Recuerdo cuando empecé a ver el tenis por la televisión, uno de los primeros partidos que vi fue, precisamente, de Venus Williams.
Me encantó y quedé impresionada como se desplazaba de un lugar a otro con unos cuantos pasos. Esas piernas largas y ese color de piel tan único, la distingue de las demás.
Era simplemente imbatible. Un revés privilegiado, un saque con firmeza y esa cualidad de siempre poner la pelotita donde la contrincante nunca la alcanzaría.
Venus, la hermana mayor de las Williams, siempre fue una ganadora; pero estos últimos años se vio mermada por múltiples lesiones y al parecer no quiere abandonar ese bache después de haber vuelto a la actividad.
El día de ayer, la americana anunció su retiro, supuestamente temporal.

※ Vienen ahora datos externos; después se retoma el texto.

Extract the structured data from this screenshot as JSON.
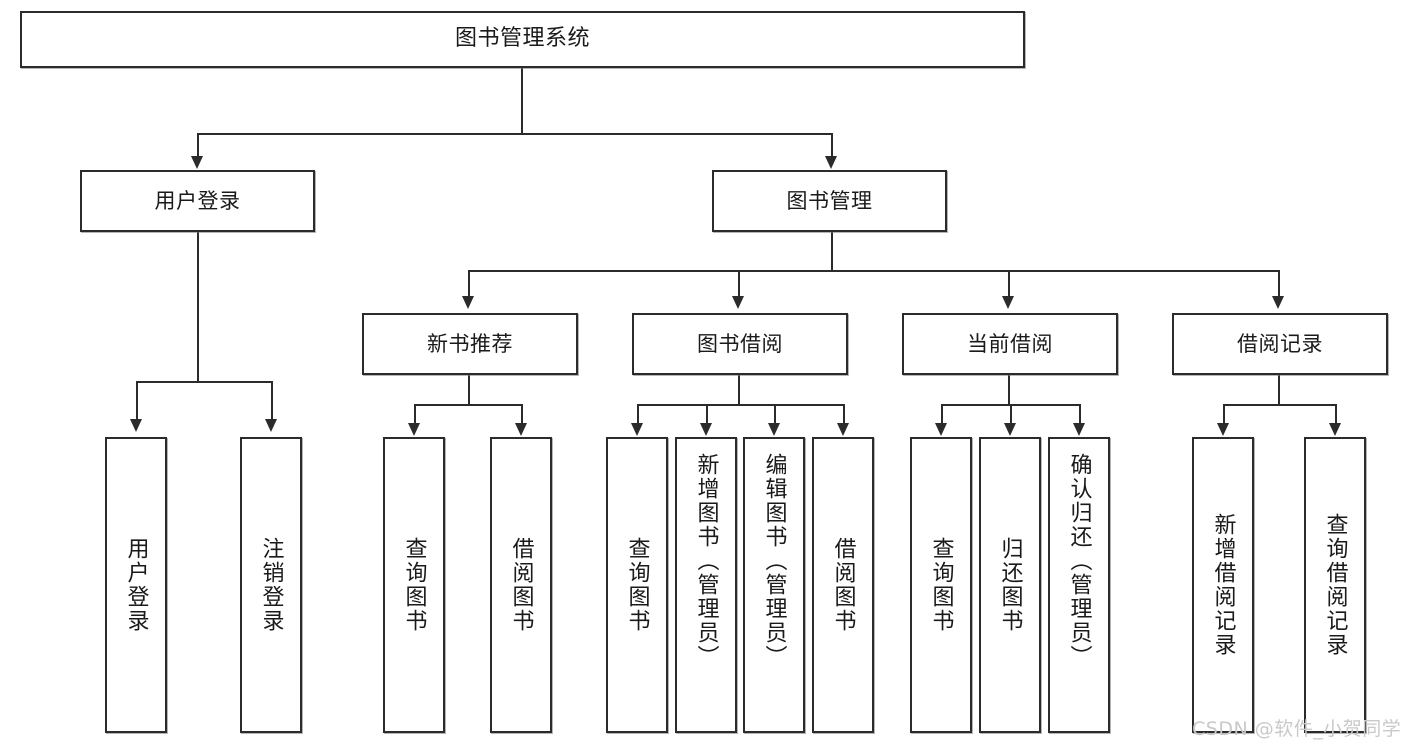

Hermética, como siempre trató que fuera su vida personal, no quiso dar detalles de porque abandonaba las canchas, pero dejó entrever que tenía que superar una crisis y superar retos personales.

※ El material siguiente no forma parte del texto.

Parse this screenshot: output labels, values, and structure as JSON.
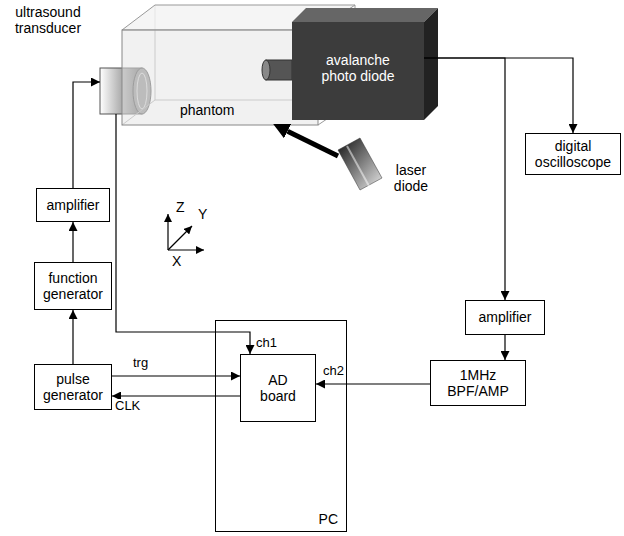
{
  "diagram": {
    "nodes": [
      {
        "text": [
          "ultrasound transducer"
        ]
      },
      {
        "text": [
          "phantom"
        ]
      },
      {
        "text": [
          "avalanche photo diode"
        ]
      },
      {
        "text": [
          "laser diode"
        ]
      },
      {
        "text": [
          "digital oscilloscope"
        ]
      },
      {
        "text": [
          "amplifier"
        ]
      },
      {
        "text": [
          "function generator"
        ]
      },
      {
        "text": [
          "pulse generator"
        ]
      },
      {
        "text": [
          "PC"
        ]
      },
      {
        "text": [
          "AD board"
        ],
        "in": 8
      },
      {
        "text": [
          "amplifier"
        ]
      },
      {
        "text": [
          "1MHz BPF/AMP"
        ]
      }
    ],
    "edges": [
      {
        "from": 5,
        "to": 0,
        "arrow": "to"
      },
      {
        "from": 6,
        "to": 5,
        "arrow": "to"
      },
      {
        "from": 7,
        "to": 6,
        "arrow": "to"
      },
      {
        "from": 7,
        "to": 9,
        "arrow": "to"
      },
      {
        "from": 9,
        "to": 7,
        "arrow": "to"
      },
      {
        "from": 0,
        "to": 9,
        "arrow": "to"
      },
      {
        "from": 2,
        "to": 4,
        "arrow": "to"
      },
      {
        "from": 2,
        "to": 10,
        "arrow": "to"
      },
      {
        "from": 10,
        "to": 11,
        "arrow": "to"
      },
      {
        "from": 11,
        "to": 9,
        "arrow": "to"
      },
      {
        "from": 3,
        "to": 1,
        "arrow": "to"
      }
    ],
    "labels": [
      "Z",
      "Y",
      "X",
      "trg",
      "CLK",
      "ch1",
      "ch2"
    ]
  }
}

Me imagino yo, que para que haya tomado una decisión de esta magnitud en un deporte que ella ama, debió tener motivos lo suficientemente trascendentes para su vida.
Asegura que espera pronto regresar, como la triunfadora que siempre fue, pero Venus ya tiene 27 años, no es tan fácil seguir a esta edad y en ocasiones sale hasta contraproducente.
Por eso, con esto podríamos estar viendo el partir de una grande, campeona de 6 Grand Slam, decir adiós al deporte blanco.